9 Bradford Littlejohn and Patrick Timmis state that “Hooker’s eucharistic theology is unambiguously receptionist.” They interpret Hooker’s use of the language “moral instrument” to mean that “there is [not] anything in the sacraments themselves that makes them effectual . . . but simply because God has chosen them as prerequisites, as it were for, for pouring out his grace.” They provide the example of a child who performs chores and receives a reward in consequence. “Introduction,” Richard Hooker, The Word Made Flesh For Us: A Treatise on Christology and the Sacraments from Hooker’s Laws (Landrum, SC: Davenant Press, 2024), xxxiv, xxvi.

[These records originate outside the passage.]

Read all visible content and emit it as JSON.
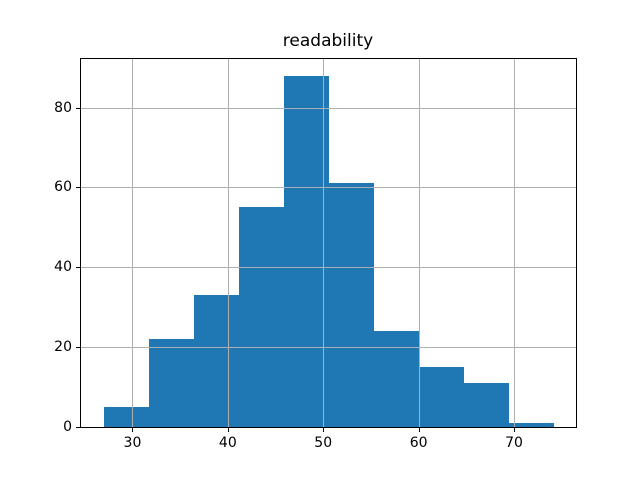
{
  "figure": {
    "background": "#ffffff"
  },
  "chart_data": {
    "type": "histogram",
    "title": "readability",
    "xlabel": "",
    "ylabel": "",
    "bin_edges": [
      27.0,
      31.7,
      36.4,
      41.2,
      45.9,
      50.6,
      55.3,
      60.0,
      64.8,
      69.5,
      74.2
    ],
    "counts": [
      5,
      22,
      33,
      55,
      88,
      61,
      24,
      15,
      11,
      1
    ],
    "x_ticks": [
      30,
      40,
      50,
      60,
      70
    ],
    "y_ticks": [
      0,
      20,
      40,
      60,
      80
    ],
    "xlim": [
      24.5,
      76.5
    ],
    "ylim": [
      0,
      92.4
    ],
    "grid": true,
    "grid_above_bars": true,
    "bar_color": "#1f77b4",
    "grid_color": "#b0b0b0",
    "spine_color": "#000000",
    "text_color": "#000000"
  }
}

This does not seem to me to take seriously enough Hooker’s use of the parallel language of “instrumental causality,” both in reference to Christ’s humanity and to the sacraments, which he seems to borrow from Aquinas. The sacraments are not merely “prerequisites” to receiving grace. They are created things through which God acts (instruments) when faith is present to bestow grace. As an example, a piano is an instrumental cause through which a musician creates music. For Aquinas, in the incarnation Jesus Christ’s humanity is the created instrument through which his deity acts. Similarly, sacraments are “instruments” not as mere prerequisites, but as created physical “means” through which God communicates grace. Although not embracing Aquinas’s theory of transubstantiation, Hooker seems to be following his understanding of instrumental causality both in reference to the incarnation and to the sacraments.

10 Charles Gore similarly criticized transubstantation as “nihilianism” in “Transubstantiation and Nihilianism,” Dissertations on Subjects Connected with the Incarnation, 2nd edition (London: John Murray, 1895, 1896), 229-286.

11 As an example of positive law, any society that has automobiles has traffic laws determining whether to drive on the left or right side or the road. Whether people drive on the left or right side of the road is arbitrary, but a positive law declaring one or the other is necessary for public safety. The moral law that prohibits unsafe driving reflects the natural law, but the positive law to enforce the principle varies from country to country may differ.

12 “Non sermoni res, sed rei sermo subiectus est,” Hilary of Poitiers, De Trinitate, Book 4; in English, “The word is subject to the reality, not the reality subject to the word.”

13 One can speculate that Hooker would say that historic debates between “low church” and “high church” Anglicans as to the wearing of either “cassock and surplice” or “chasubles” is disagreement not worth having.